Direct Air Capture Break-Even Calculator

Calculate the cost per tonne of CO2 removed via direct air capture at any scale

Enter plant capacity, capital cost, operating cost, energy demand per tonne, grid carbon intensity, and energy price to compute the levelised cost of carbon removal in dollars per net tonne removed and benchmark it against IEA cost-down trajectories. It runs free in your browser on Gera Tools, with nothing uploaded.

Last updated Source: Gera Tools

Why is net removal lower than gross capture?

Running a DAC plant consumes energy, and if that energy is not zero-carbon it emits CO2. Those parasitic emissions must be subtracted from gross capture to give net removal. The tool computes net tonnes as gross capture minus energy-related emissions, then divides total cost by net tonnes.

Direct air capture (DAC) removes CO2 directly from ambient air, but its cost per tonne is highly sensitive to plant scale, energy demand, and crucially the carbon intensity of the energy that powers it. This calculator computes the levelised cost of carbon removal (LCCR) on a net basis — after subtracting the parasitic emissions of running the plant — and benchmarks it against the cost-down trajectory the IEA projects.

How it works

The calculation combines three cost components per tonne and adjusts capture for energy emissions:

energy cost   = energy_kWh_per_t × price_per_kWh
parasitic CO2 = energy_kWh_per_t × grid_intensity_kg_per_kWh / 1000   (t per t captured)
net fraction  = 1 − parasitic CO2
cost per gross tonne = capex_per_t + opex_per_t + energy cost
LCCR (per net t)     = cost per gross tonne / net fraction

Because the cost is incurred per tonne captured but the climate benefit accrues per tonne net removed, dividing by the net fraction is what produces an honest removal cost. Powering the plant with high-carbon energy shrinks the net fraction sharply and inflates the LCCR.

Example and notes

A plant capturing 1,000 tCO2/year at 300 capex per tonne, 150 opex per tonne, needing 2,000 kWh per tonne at 0.04 per kWh, on a grid at 0.05 kg CO2/kWh, has a small parasitic fraction and a gross cost near 530 per tonne. On a dirty grid at 0.4 kg/kWh the parasitic fraction climbs to 0.8 tonne emitted per tonne captured, leaving a net fraction of only 0.2 and pushing the net removal cost far higher. The lesson is structural: DAC economics live or die on cheap, low-carbon energy, not on the capture chemistry alone.
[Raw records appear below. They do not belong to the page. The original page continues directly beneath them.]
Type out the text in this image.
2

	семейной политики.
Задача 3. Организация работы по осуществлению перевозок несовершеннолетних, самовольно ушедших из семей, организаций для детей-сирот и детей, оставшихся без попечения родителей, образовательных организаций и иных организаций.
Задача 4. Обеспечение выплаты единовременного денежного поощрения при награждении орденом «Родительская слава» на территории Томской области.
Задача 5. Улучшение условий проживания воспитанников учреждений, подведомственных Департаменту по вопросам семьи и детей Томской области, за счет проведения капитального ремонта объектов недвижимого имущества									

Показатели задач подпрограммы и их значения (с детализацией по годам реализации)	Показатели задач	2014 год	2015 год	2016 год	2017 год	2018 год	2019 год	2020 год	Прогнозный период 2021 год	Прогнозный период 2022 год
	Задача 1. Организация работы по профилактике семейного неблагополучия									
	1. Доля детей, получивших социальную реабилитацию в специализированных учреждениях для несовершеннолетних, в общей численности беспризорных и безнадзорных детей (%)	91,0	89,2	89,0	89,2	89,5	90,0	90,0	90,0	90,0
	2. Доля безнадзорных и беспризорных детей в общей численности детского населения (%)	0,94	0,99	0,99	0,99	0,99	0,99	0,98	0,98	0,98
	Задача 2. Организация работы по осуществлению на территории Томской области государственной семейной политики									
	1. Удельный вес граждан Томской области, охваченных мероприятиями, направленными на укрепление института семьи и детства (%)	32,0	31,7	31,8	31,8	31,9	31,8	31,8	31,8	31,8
Energy demand: solid sorbent vs liquid solvent

The two main DAC technologies have very different energy profiles:

  • Solid direct air capture (S-DAC) — uses a solid sorbent that binds CO2 at ambient temperature, then releases it when heated. Energy demand is primarily thermal (low-temperature heat, roughly 80–120°C) plus electricity for fans and compression. Total energy is typically in the range of 5–10 GJ per tonne of CO2 (about 1,400–2,800 kWh/t).
  • Liquid solvent DAC (L-DAC) — uses a liquid hydroxide solution that reacts with atmospheric CO2, then regenerates at much higher temperatures (roughly 900°C calcination). Energy demand is higher, and regeneration heat must come from a high-temperature source.
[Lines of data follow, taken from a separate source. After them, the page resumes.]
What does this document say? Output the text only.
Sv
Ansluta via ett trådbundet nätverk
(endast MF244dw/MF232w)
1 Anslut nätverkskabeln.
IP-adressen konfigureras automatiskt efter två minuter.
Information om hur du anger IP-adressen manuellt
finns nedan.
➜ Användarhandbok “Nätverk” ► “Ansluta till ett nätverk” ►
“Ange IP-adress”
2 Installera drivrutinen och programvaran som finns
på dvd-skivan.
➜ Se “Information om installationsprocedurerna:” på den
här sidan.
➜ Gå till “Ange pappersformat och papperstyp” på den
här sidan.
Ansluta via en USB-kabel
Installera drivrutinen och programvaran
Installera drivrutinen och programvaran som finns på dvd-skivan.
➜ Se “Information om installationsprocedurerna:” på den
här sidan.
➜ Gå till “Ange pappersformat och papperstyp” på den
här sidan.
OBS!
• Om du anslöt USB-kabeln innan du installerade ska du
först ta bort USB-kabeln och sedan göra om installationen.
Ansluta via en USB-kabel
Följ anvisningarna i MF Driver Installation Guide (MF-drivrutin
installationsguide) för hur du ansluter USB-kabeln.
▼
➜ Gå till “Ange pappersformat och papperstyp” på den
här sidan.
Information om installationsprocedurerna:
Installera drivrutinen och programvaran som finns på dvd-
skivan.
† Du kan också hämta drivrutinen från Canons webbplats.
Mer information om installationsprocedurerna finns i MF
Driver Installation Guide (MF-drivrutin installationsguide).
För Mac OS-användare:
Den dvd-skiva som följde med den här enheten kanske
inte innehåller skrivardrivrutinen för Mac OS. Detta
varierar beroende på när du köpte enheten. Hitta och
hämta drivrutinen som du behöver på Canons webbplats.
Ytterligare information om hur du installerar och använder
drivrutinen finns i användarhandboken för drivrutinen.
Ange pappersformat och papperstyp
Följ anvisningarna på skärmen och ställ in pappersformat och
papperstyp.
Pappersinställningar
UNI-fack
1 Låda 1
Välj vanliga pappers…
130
These figures are approximate ranges from published project data and academic literature. Your specific plant design, capture rate, and sorbent cycle will produce different values. Enter the actual design figure for your plant rather than using these ranges as defaults.
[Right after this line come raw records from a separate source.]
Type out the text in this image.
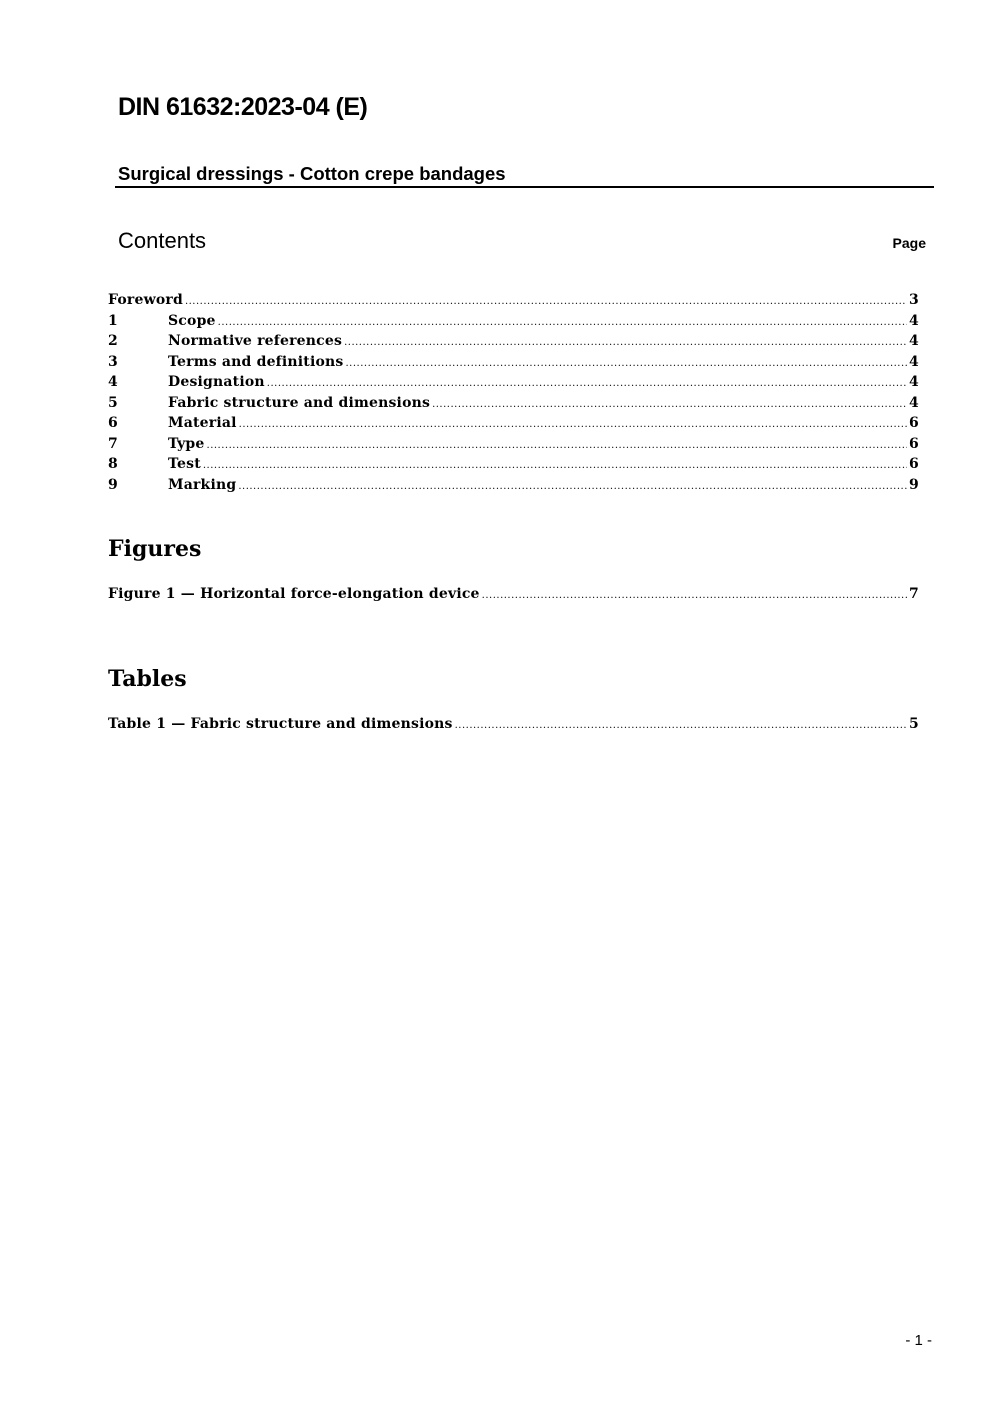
DIN 61632:2023-04 (E)
Surgical dressings - Cotton crepe bandages
Contents	Page
Foreword .....	3
1	Scope .....	4
2	Normative references .....	4
3	Terms and definitions .....	4
4	Designation .....	4
5	Fabric structure and dimensions .....	4
6	Material .....	6
7	Type .....	6
8	Test .....	6
9	Marking .....	9
Figures
Figure 1 — Horizontal force-elongation device .....	7
Tables
Table 1 — Fabric structure and dimensions .....	5
- 1 -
Using this for investment and policy analysis

The LCCR this calculator produces is useful for:

  • Comparing DAC to other carbon removal pathways such as bioenergy with carbon capture (BECCS) or enhanced weathering, on a cost-per-net-tonne basis.
  • Carbon credit pricing — a removal credit cannot be priced below the LCCR without a subsidy. If the LCCR is 600 USD/t and credits sell at 200 USD/t, the gap is the subsidy required per tonne.
  • Sensitivity analysis — vary energy price and grid intensity to see how much of the total cost is locked into current energy market conditions versus the plant’s capital structure.
  • IEA benchmark comparison — the tool flags where your computed figure sits relative to the published IEA cost-down milestones, useful for assessing whether a plant design is on a plausible trajectory toward commercial viability.

The output is only as good as the inputs. Treat CAPEX per tonne as already amortised over the plant’s productive lifetime at the relevant discount rate — do not enter total construction cost directly.